Define "much much later"

It was known by the early 1990s that GLP-1 slowed stomach emptying, with a key study in 1993 demonstrating its effects on gastrointestinal functions like gastric emptying, leading to longer feelings of fullness, which is the central mechanism at work here. See, e.g., https://pubmed.ncbi.nlm.nih.gov/35635627/

It just took eons for someone to decide that therefore maybe it was worth thinking about for weight loss.

That part is due to lack of exec vision - the fact that weight loss was not commonly treated with drugs (amphetamines work, but ...) meant they never thought really that hard about it.

To be fair, that lackof vision is not unreasonable in the sense that they have both plenty of high value targets, and plenty of arrows to shoot at them. Most of the arrows miss of course, but that's okay.

There is not always tremendous incentive to try new targets until they start missing the target too much, or the value of existing targets drops.

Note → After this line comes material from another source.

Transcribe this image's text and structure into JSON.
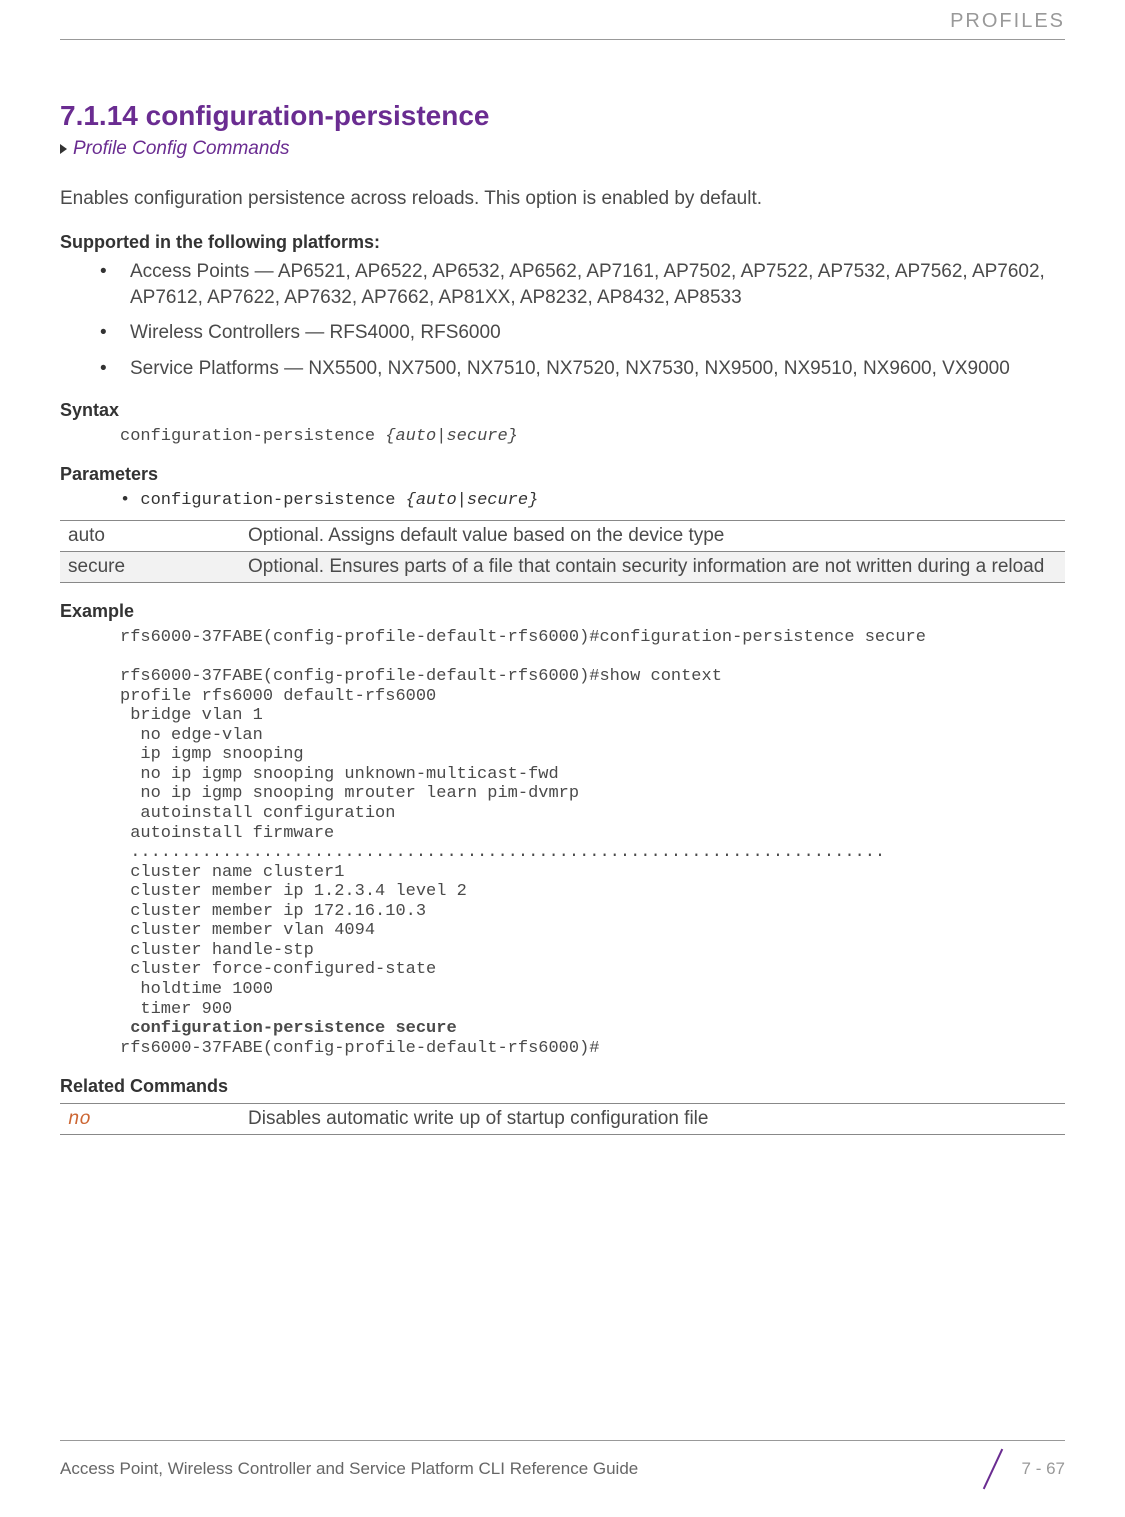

They almost certainly give up on, or ignore/drop/whatever, a near infinite number of things that may have turned into life saving drugs, billion dollar blockbusters, you name it.

At least right now, that's how this kind of thing works, for better or worse.

However, this is quite separate from when x was discovered to be a y, as it is here.

FWIW - I'll offer another lack of vision in the same vein - by slowing stomach emptying significantly, GLP-1 also causes the same amount of alcohol to do significantly less damage, because it enters your small intestine in much smaller amounts and over a much longer period of time. So much so that is a very effective treatment for alcoholism because it both reduces alcohol craving, and causes significant amounts of alcohol to do less damage. See, e.g., newly published studies like https://pubmed.ncbi.nlm.nih.gov/37192005/ and https://jamanetwork.com/journals/jamapsychiatry/fullarticle/...

Again, this should have been somewhat obvious to study a long time ago, but it wasn't started until 2 years ago.

It also turns out to reduce drug cravings, which is more unexpected, but would have been discovered much earlier with better vision.

This story is about Pfizer stopping funding in 1991, and I guess that 1993 is not really "much much later"! However a single paper in 1993, had it been three years earlier, may not have been enough to keep a research program alive, especially if the funders were primarily interested in diabetes and funded for diabetes.

Every major discovery in biology looks like GLP-1: apparently locking in finding a new class of targets and or therapies. It's very easy to string together promising theories from sets of papers, but far harder to establish them with hard data tha comes at the cost of actual humans using the potential drug in trials.

I'm told that one of the very few parts of the stock market where subject matter experts can generate alpha is in biotech, by following the data of small biotech closely. However the fortunes of individuals and the market as a whole is largely downstream of larger macroeconomic forces, such as Fed interest rate changes, that determine the level of investment in new high risk economic activity versus keeping money in bonds.